Uma das partes mais importantes da tese é o marco teórico. Para dizer que uma coisa é assim e não de outra maneira, é preciso justificar quinhentas vezes. Nesta parte do trabalho, nada pode sair da nossa boca sem que exista um embasamento teórico que sustenta o que estamos defendendo. É a parte mais trabalhosa, porque é extremamente teórica e depende de todas as leituras possíveis e imagináveis. Leva tempo e paciência.
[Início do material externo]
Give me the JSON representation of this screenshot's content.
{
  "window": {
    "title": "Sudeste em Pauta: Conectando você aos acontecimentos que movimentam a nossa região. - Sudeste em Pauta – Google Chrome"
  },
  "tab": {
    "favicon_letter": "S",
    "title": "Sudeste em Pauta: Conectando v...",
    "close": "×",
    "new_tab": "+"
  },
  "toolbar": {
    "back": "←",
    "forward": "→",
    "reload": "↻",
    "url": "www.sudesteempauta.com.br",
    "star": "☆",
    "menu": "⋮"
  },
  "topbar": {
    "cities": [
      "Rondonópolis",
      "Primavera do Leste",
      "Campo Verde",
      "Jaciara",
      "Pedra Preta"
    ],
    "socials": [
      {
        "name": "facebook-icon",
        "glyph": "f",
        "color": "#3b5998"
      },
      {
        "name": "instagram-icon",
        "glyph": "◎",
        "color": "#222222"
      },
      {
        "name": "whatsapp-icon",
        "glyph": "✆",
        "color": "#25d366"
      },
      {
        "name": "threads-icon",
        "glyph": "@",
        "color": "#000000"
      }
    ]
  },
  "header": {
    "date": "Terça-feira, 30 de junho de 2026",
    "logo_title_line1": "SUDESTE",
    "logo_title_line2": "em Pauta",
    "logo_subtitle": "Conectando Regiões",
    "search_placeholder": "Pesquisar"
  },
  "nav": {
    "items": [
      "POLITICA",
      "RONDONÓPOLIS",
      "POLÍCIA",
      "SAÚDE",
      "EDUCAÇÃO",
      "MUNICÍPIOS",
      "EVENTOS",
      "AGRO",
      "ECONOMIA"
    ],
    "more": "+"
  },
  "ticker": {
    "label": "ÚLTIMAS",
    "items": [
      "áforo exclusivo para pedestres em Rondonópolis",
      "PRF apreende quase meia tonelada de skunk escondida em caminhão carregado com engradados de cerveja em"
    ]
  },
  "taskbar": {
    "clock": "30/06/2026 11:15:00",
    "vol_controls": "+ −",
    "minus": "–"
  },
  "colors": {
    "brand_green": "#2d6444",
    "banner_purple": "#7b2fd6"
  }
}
Na hora de escolher os livros e artigos que farão parte do marco teórico, é super importante ver as datas de publicação. Quanto mais recentes, melhor, embora também seja necessário citar os clássicos. Afinal, clássicos são clássicos e nunca vão deixar de ser. Se uma pessoa faz um doutorado em “x”, sobre esse tema “x” deverá conhecer os clássicos e, ao mesmo tempo, o que há de mais recente.

Estou nesse ponto da investigação. Haja artigos! Às vezes a gente tem que ler um monte de páginas para conseguir uma citaçãozinha de meia linha. Fazer o quê? É parte do trabalho e a bibliografia da tese deve ser respeitável.

Como sabemos que já temos um bom embasamento teórico? Boa pergunta. Meu orientador disse que é quando as teorías que estamos lendo começam a repetir conceitos e já não aportam nada novo. Espero que essa parte chegue logo!!!